In it, 4 young girls at a sleepover enact the story of The
Rover as a game, using their imaginations to deal with the
complications of their friendships, to outdo one another,
and to explore their fears and dreams about growing up and
falling in love. Backstage West says of the original production
"...the way Costello relates the story — through
a quirky game of charades that slowly evolves into a metaphor
on how imagination can bring people together — results
in one of the cleverest and most well-intentioned plays in
some time..."
THEATER
REVIEW: Updated 'Rover' rolls with youthful charm
07:48
AM CST on Friday, February 3, 2006
By
LAWSON TAITTE / The Dallas Morning News
Here's
a way to make a show critic-proof: Have the actors play amateur
actors, preferably very young and inexperienced ones.
That's
the formula for The Rover, at least in the version now being
performed by SATER at the Dallas Hub Theater. This started
out as one of the earliest English plays by a female author.
Aphra Behn's original, first
performed in 1677, was just as bawdy as any other Restoration
play, despite the writer's gender. But that's not quite what
we have here.
Josh
Costello's contemporary adaptation premiered a year ago at
the Chance Theatre in California's Orange County. It tells
the cynically romantic original story, but four modern young
girls are acting it out at a slumber
party. Call it women's answer to Shakespeare's R&J , in
which four high-school boys work on the Bard's text.
Most
of the words in the new The Rover are still Aphra Behn's.
A stage-struck younger sister (Cara Miles), while reading
the original play in bed, horns in on the gossip the older
sister's friends are dishing out. She's obviously precocious,
able to quote or identify lines from Shakespeare at will.
Somehow, and somewhat improbably, she quickly persuades the
others to act out the story she's reading.
She
plays the younger sister, Hellena, naturally. Her older sister
(Victoria Pope) plays, you guessed it, the older sister, Florinda.

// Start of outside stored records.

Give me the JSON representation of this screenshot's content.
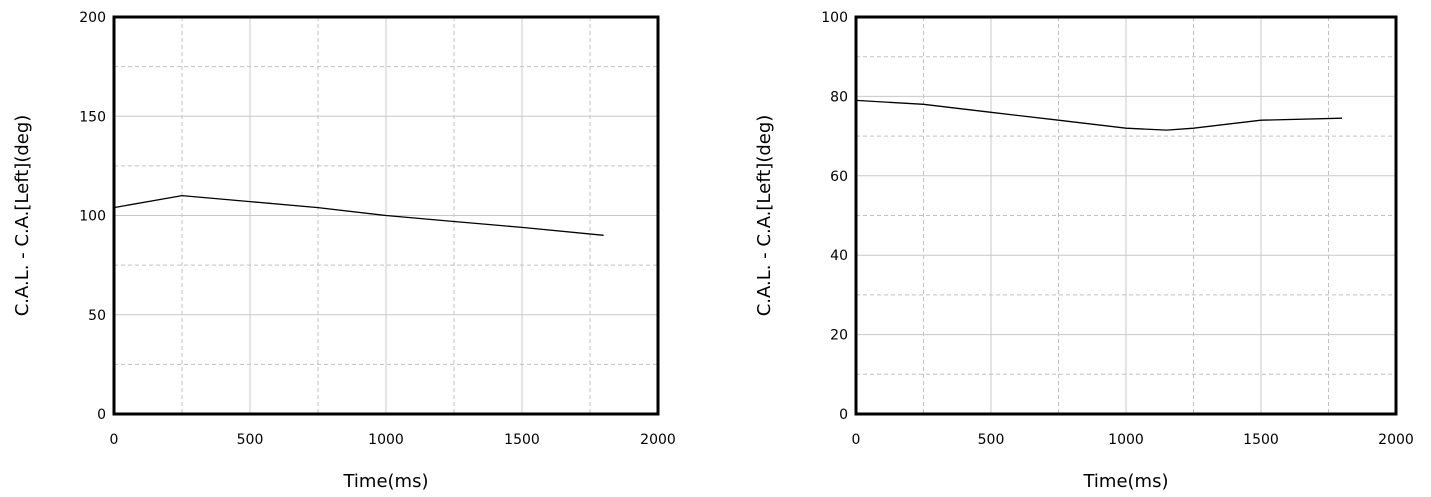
{
  "chart_data": [
    {
      "type": "line",
      "title": "",
      "xlabel": "Time(ms)",
      "ylabel": "C.A.L. - C.A.[Left](deg)",
      "xlim": [
        0,
        2000
      ],
      "ylim": [
        0,
        200
      ],
      "xticks": [
        "0",
        "500",
        "1000",
        "1500",
        "2000"
      ],
      "yticks": [
        "0",
        "50",
        "100",
        "150",
        "200"
      ],
      "grid": true,
      "line_color": "#000000",
      "series": [
        {
          "x": [
            0,
            250,
            500,
            750,
            1000,
            1250,
            1500,
            1800
          ],
          "y": [
            104,
            110,
            107,
            104,
            100,
            97,
            94,
            90
          ]
        }
      ]
    },
    {
      "type": "line",
      "title": "",
      "xlabel": "Time(ms)",
      "ylabel": "C.A.L. - C.A.[Left](deg)",
      "xlim": [
        0,
        2000
      ],
      "ylim": [
        0,
        100
      ],
      "xticks": [
        "0",
        "500",
        "1000",
        "1500",
        "2000"
      ],
      "yticks": [
        "0",
        "20",
        "40",
        "60",
        "80",
        "100"
      ],
      "grid": true,
      "line_color": "#000000",
      "series": [
        {
          "x": [
            0,
            250,
            500,
            750,
            1000,
            1150,
            1250,
            1500,
            1800
          ],
          "y": [
            79,
            78,
            76,
            74,
            72,
            71.5,
            72,
            74,
            74.5
          ]
        }
      ]
    }
  ]
}
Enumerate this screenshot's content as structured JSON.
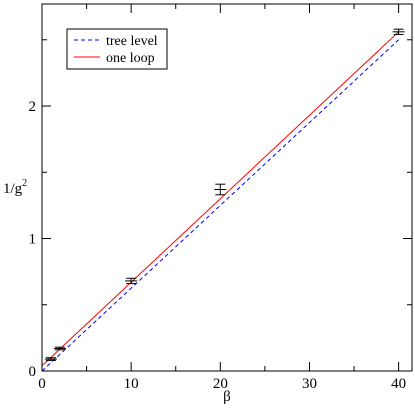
{
  "chart_data": {
    "type": "line",
    "xlabel": "β",
    "ylabel": {
      "main": "1/g",
      "sup": "2"
    },
    "xlim": [
      0,
      41.5
    ],
    "ylim": [
      0,
      2.77
    ],
    "xticks": [
      0,
      10,
      20,
      30,
      40
    ],
    "xtick_labels": [
      "0",
      "10",
      "20",
      "30",
      "40"
    ],
    "yticks": [
      0,
      1,
      2
    ],
    "ytick_labels": [
      "0",
      "1",
      "2"
    ],
    "grid": false,
    "legend_position": "top-left",
    "series": [
      {
        "name": "tree level",
        "style": "dashed",
        "color": "#0000ff",
        "x": [
          0,
          40
        ],
        "y": [
          0,
          2.5
        ]
      },
      {
        "name": "one loop",
        "style": "solid",
        "color": "#ff0000",
        "x": [
          0,
          40
        ],
        "y": [
          0.04,
          2.56
        ]
      }
    ],
    "points": [
      {
        "x": 1,
        "y": 0.09,
        "yerr": 0.01
      },
      {
        "x": 2,
        "y": 0.17,
        "yerr": 0.01
      },
      {
        "x": 10,
        "y": 0.68,
        "yerr": 0.02
      },
      {
        "x": 20,
        "y": 1.37,
        "yerr": 0.04
      },
      {
        "x": 40,
        "y": 2.56,
        "yerr": 0.02
      }
    ]
  }
}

All four performers portray multiple characters, sometimes
acting out the scenes by making a Barbie and a G.I. Joe or
some stuffed animals talk. But Paula Wood's main responsibility
is Willmore, the roving sea captain of the play's title, while
Heather Pratt quickly switches back and forth between Angelica,
the expensive courtesan Willmore admires, and Bellville, Florinda's
virtuous suitor.
Since
these are all supposed to be high-school kids playing at acting,
there's no pressure to make a period flavor or an elevated
style convincing. In fact, Ms. Miles is still in high school
herself; her acting is the most
self-conscious, but you can argue that that's appropriate
to the character.
Director
Christie Shane's production, reviewed Thursday, has a lot
of energy and gets its share of chuckles. Ms. Wood is particularly
good at getting the audience to see the jokes that the naughty
Willmore keeps making; and there's a nice irony seeing a woman
playing a heartless, promiscuous but good-natured male. The
occasional moments that the play-within-the-play breaks down
(Ms. Pratt's character keeps wanting to stop toward the end)
don't make a whole lot of sense – but that's probably
Mr. Costello's fault.
PARK
CITIES PEOPLE REVIEW by Glen Arberry
Aphra
Behn’s The Rover has the bawdy appeal of other restoration
comedies like Wycherly’s The Country Wife, and the four
young actresses in the play do a fine job. If it feels a little
like a high school production, it’s because the talented
Cara Miles, who plays the youngest, is still a senior at Red
Oak, and her sister in the play, Victoria Pope, just graduated
recently. Paula
Wood (as the rakish Rover) and Heather Pratt, acting both
male and female parts, give spirited professional performances.